Она уткнулась лицом в его плечо, спрятав глаза:

– Ты мне скажи.

– Потому что женщине, родившей царя Земли, больше нечего делать на земле. Ее смерть – это дань великой судьбе. Расплата. Да?

– Да.

– Жалко отца.

Она взглянула на него быстро, как бы испуганно.

– Нет, не жалей его: скоро он был утешен. А Огневу он все равно не смог бы понять. Он верил ей, но понять не мог. Она осталась для него закрытой.

– Это жестоко.

– Нет, потому что не могло быть иначе. Есть люди настолько чистые, что их нельзя прозреть. Ведь нельзя же рассмотреть внутренность стекла. Как их можно понять?.. Они как ангелы: стихи – их обычная речь, их стихи – уже песни, а их песни – это музыка, которую мы не слышим.

Он поцеловал ее в челку.

– Я никогда не чувствовал себя таким неблагодарным, но я так тебе за это благодарен… Что же было дальше? Что было с Мальчиком Первым? Был ли потом Мальчик Второй?

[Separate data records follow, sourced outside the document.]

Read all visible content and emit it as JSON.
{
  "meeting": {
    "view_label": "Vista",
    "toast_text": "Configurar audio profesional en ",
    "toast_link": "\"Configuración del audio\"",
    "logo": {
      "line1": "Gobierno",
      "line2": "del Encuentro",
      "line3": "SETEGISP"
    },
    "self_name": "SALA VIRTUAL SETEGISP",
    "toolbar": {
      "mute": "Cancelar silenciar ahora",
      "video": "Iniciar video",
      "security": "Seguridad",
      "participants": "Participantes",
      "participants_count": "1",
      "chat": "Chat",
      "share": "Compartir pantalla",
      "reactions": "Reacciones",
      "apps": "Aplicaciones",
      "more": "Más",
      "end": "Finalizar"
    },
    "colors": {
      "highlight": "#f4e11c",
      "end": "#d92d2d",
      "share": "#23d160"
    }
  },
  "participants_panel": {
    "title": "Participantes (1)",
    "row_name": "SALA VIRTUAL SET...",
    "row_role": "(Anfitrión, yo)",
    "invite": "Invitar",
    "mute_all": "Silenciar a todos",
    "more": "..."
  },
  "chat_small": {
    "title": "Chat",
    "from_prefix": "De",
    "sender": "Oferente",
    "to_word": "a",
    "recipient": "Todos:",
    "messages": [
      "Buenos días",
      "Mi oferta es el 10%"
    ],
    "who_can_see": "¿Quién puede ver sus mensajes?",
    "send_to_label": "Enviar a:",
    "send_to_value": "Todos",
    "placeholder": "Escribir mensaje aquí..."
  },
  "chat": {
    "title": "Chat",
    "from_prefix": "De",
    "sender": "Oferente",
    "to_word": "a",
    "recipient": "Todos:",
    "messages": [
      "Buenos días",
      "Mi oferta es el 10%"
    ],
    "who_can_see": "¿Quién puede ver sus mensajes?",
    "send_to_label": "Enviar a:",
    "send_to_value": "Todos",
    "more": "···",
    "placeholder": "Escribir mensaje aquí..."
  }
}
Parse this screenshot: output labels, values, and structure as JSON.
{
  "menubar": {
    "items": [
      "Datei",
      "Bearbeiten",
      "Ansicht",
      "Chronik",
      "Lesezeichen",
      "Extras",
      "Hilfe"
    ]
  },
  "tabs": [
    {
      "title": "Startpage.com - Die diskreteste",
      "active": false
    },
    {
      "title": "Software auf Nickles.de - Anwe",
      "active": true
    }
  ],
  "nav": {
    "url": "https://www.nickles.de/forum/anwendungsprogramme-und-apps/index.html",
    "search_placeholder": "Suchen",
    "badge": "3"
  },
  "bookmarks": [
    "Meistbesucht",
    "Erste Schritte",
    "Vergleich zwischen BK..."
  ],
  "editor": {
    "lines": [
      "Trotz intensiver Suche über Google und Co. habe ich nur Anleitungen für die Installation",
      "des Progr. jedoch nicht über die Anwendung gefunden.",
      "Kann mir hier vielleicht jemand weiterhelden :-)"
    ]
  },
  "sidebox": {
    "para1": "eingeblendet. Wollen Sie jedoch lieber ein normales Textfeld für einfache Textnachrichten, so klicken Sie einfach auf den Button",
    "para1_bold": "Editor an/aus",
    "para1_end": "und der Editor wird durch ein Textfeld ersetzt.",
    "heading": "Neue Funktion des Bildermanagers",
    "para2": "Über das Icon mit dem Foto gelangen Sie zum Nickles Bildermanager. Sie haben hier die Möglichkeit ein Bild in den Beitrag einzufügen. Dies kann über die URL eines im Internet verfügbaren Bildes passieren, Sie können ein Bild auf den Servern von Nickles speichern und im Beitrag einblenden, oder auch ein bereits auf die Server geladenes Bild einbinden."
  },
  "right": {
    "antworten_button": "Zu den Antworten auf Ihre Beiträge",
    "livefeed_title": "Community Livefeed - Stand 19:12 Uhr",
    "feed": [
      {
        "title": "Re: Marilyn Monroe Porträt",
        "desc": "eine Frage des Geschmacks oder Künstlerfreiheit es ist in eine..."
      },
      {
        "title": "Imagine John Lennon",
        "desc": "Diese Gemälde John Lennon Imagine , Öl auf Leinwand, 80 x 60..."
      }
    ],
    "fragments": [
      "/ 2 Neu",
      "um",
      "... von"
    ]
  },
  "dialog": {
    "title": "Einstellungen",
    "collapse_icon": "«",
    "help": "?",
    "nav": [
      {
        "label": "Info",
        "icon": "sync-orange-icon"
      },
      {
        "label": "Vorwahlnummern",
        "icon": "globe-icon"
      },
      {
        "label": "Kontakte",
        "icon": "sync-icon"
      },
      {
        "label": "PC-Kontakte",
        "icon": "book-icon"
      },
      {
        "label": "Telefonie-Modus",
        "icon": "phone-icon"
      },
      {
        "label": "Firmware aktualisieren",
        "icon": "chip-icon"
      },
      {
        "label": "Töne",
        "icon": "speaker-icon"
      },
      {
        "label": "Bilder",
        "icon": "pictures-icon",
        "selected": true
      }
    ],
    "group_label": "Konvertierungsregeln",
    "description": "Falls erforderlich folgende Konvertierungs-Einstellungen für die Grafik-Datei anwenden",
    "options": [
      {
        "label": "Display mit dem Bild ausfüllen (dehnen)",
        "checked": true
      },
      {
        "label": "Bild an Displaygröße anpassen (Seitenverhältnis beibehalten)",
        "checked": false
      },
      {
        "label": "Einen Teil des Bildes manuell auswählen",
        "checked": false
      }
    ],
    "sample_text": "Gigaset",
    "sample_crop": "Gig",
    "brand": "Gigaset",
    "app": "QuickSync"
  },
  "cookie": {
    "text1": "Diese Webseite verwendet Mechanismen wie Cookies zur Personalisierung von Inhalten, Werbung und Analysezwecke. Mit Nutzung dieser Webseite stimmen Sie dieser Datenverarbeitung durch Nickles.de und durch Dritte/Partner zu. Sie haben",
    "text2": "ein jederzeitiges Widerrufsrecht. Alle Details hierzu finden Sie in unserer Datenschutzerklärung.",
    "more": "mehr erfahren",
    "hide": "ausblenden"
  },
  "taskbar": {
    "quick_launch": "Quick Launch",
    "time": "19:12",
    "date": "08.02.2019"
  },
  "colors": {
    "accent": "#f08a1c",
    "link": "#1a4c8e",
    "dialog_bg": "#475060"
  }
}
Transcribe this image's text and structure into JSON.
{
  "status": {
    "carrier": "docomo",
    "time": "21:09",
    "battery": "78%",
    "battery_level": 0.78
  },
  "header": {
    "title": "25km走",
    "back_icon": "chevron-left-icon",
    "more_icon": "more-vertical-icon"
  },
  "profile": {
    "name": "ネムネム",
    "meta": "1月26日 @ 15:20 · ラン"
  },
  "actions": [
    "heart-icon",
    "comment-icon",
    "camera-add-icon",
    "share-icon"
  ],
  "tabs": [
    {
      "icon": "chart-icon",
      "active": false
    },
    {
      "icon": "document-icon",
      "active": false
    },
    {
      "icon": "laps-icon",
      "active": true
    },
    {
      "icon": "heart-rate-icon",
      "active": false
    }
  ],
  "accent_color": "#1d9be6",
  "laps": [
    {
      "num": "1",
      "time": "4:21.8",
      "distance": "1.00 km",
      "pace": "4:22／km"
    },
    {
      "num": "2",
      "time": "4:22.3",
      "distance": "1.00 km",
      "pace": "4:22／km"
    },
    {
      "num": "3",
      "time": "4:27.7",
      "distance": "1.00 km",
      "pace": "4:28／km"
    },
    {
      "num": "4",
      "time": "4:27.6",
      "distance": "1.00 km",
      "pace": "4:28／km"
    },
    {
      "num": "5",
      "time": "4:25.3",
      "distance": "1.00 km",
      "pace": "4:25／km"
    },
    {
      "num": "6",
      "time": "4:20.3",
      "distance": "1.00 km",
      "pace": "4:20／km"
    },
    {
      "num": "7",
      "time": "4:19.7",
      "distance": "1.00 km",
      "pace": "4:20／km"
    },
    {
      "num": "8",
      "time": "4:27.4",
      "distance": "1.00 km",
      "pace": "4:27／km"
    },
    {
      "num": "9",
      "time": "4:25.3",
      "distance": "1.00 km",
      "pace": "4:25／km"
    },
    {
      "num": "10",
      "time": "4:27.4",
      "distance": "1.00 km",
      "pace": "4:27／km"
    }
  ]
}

– Как глупо искать продолжения сказки: уже не откроются мертвые глазки.

Она тихо засмеялась и поцеловала его в плечо, долго, раскрытыми, вдруг ослабевшими губами. Он немного отодвинулся, чтобы увидеть ее глаза.

– Я боюсь тебя.

Она подняла лицо и посмотрела на него мутно и лунатически.

– Если ты боишься меня, у тебя есть только один путь: иди ко мне.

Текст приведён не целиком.